Dar en adopción a un hijo no deseado es desde luego una fuente de dolor, una decisión legítima y comprensible acompañada del sufrimiento de vivir en carne propia todo un proceso de gestación durante nueve meses, de dar a luz para luego desprenderse de un bebé, una enorme carga de pena y dolor tanto para la madre como para el nuevo ser. Según algunos estudios clínicos, para muchas mujeres es más doloroso que abortar porque puede llegar a ser traumático separarse de una persona ya formada, que creció en su vientre y a la que no verán nunca más.

El dinero que Luis Pazos reasignó por cuenta propia a Pro Vida será una fuente para consolidar el sacrificio maternal de muchas más mujeres. En México 60 por ciento de las mujeres embarazadas da a luz un hijo deseado, 23 por ciento tiene un hijo no deseado y 17 por ciento recurre al aborto inducido. Las que lo dan en adopción no son muchas, pero Pro Vida afirma haber convencido a 6 mil mujeres de hacerlo.

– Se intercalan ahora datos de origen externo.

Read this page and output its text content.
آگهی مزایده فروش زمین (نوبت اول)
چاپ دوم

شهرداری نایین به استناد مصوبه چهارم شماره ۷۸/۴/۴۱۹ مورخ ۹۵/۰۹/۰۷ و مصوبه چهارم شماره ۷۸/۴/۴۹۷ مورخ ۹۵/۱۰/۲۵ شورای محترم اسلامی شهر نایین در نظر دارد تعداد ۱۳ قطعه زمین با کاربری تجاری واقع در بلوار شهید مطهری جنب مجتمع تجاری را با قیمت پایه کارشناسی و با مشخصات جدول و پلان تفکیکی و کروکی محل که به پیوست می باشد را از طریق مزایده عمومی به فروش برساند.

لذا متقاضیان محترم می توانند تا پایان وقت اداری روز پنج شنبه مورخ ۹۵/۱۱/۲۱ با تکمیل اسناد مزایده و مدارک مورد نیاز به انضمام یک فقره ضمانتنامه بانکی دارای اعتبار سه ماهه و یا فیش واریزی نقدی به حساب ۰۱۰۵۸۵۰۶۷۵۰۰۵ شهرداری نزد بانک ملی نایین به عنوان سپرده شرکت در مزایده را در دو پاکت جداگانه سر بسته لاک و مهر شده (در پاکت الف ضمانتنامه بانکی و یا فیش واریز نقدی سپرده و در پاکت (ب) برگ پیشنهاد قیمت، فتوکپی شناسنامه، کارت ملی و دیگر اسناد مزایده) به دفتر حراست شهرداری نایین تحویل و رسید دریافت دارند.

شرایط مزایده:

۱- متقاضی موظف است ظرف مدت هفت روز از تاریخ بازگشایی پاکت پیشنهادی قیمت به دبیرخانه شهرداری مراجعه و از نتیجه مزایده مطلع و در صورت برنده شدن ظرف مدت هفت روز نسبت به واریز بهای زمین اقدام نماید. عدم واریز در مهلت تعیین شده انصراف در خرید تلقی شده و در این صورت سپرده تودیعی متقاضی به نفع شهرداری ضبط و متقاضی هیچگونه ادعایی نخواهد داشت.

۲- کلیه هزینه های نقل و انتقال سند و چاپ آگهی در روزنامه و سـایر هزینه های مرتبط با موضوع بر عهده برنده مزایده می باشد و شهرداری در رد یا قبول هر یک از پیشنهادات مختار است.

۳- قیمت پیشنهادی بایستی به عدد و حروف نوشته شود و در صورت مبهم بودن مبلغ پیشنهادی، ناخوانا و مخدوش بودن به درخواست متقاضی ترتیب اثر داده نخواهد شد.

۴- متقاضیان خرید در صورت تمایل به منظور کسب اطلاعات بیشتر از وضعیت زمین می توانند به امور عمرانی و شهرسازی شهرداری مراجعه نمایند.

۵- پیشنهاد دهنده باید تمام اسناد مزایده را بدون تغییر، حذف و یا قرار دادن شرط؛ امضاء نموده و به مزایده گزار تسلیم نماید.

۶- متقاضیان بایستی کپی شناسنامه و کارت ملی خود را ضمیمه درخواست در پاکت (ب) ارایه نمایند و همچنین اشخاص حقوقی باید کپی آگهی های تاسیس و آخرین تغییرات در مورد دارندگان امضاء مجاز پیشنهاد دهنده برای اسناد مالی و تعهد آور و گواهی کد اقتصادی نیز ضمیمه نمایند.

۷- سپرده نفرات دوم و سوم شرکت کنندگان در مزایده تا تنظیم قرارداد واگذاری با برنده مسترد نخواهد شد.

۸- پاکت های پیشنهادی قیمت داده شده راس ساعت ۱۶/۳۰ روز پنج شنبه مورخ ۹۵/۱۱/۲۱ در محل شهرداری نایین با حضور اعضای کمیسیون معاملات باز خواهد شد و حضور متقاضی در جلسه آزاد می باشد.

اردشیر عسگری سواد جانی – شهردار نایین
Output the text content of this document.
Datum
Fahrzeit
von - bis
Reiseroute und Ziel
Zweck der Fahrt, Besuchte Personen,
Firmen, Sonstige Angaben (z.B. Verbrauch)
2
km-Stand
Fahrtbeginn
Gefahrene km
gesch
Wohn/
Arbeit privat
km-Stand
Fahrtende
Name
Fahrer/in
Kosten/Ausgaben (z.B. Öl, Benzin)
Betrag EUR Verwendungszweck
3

Y mientras el gobierno mexicano sigue los pasos de Teresa de Calcuta y se está elaborando el presupuesto para 2004, bien valdría la pena retomar la propuesta del Consejo Consultivo Ciudadano para las Políticas de Población, en el cual sorprendentemente participa Pro Vida. Dicha propuesta fue elaborada para Santiago Creel y busca incrementar el presupuesto asignado al Consejo Nacional de Población (Conapo), pues ha venido reduciéndose hasta representar uno por ciento del presupuesto de la Secretaría de Gobernación para 2003. Aunque usted no lo crea, en este año Conapo recibió la misma cantidad (30 millones) que el legislador panista asignó a esa organización civil que contradice el programa nacional y los compromisos de salud reproductiva de México.